Seit dem 18. Jh. gab es in Laufenselden eine jüdische Gemeinde. Da den Juden nicht in vollem Umfang die Bürgerrechte gewährt wurden, mussten auch Laufenseldener Juden Schutzgelder bzw. Zölle für ihre Waren an den Landesherrn abführen. Mitte des 19. Jh., als Folge der französischen Revolution, veränderte sich ihre rechtliche und finanzielle Situation. Mit der Genehmigung des Herzogs Adolph von Nassau und der Gewährung eines beachtlichen Kredits der herzoglichen Landesbank wurde 1860 der Bau der Synagoge begonnen. Die Baumaßnahmen gingen zügig voran, so dass schon am 30. August 1861 die Synagoge eingeweiht werden konnte. Es war nicht leicht für die Gemeindeglieder, das Geld für die Rückzahlung des Kredits aufzubringen. Bis nach dem Ersten Weltkrieg, in dem sie auch selbst gekämpft und Auszeichnungen erworben haben, lebten sie als gleichberechtigte Bürger im Ort, was sich u.a. durch alte Mitgliederlisten der ortsansässigen Vereine nachweisen lässt.
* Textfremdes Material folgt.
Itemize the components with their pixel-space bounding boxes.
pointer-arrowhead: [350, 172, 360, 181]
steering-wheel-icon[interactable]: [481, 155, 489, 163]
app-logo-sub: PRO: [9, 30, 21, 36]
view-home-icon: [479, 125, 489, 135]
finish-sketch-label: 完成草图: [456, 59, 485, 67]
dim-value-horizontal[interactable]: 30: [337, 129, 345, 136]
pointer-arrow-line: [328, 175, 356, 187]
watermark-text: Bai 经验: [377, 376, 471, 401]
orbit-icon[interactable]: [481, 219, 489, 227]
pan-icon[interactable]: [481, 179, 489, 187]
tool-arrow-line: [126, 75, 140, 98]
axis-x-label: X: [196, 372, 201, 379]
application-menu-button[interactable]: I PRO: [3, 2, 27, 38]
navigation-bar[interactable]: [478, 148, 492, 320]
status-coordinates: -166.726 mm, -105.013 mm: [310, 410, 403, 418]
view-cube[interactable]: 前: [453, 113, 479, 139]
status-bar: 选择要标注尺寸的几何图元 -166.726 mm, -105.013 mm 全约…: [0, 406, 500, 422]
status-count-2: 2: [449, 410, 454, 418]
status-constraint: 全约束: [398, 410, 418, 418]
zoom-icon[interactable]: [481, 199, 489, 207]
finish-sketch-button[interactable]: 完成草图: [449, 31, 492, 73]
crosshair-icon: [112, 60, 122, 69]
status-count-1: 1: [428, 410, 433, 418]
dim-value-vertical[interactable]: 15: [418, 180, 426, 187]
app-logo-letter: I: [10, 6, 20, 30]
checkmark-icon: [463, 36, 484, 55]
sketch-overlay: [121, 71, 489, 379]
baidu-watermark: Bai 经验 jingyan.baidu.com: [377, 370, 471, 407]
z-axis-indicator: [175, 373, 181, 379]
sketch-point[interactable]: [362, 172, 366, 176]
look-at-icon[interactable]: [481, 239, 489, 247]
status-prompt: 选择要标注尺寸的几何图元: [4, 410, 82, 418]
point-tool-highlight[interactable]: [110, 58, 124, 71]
Nichts im ganzen Ort deutet heute noch darauf hin, dass in der Kastellstraße eine kleine aber durchaus stattliche Synagoge stand, von S. Lilienthal in seinem Buch „Jüdische Wanderungen“ 1938 erwähnt. Sie wurde bis zu ihrer Zerstörung 1938 von der jüdischen Gemeinde genutzt. Nur wenige der ehemaligen jüdischen Einwohner konnten durch die Flucht ins Ausland überleben. Von manchen Landsynagogen in Deutschland gibt es wenigstens noch ein Foto. Andere, die nicht völlig zerstört wurden, sind wieder hergerichtet worden. Auch die Laufenseldener Synagoge war durch den Brand 1938 nicht vollständig zerstört. Trotzdem wurde nicht in Erwägung gezogen, sie zu erhalten, zu sanieren und weiterhin als Versammlungsraum zu nutzen.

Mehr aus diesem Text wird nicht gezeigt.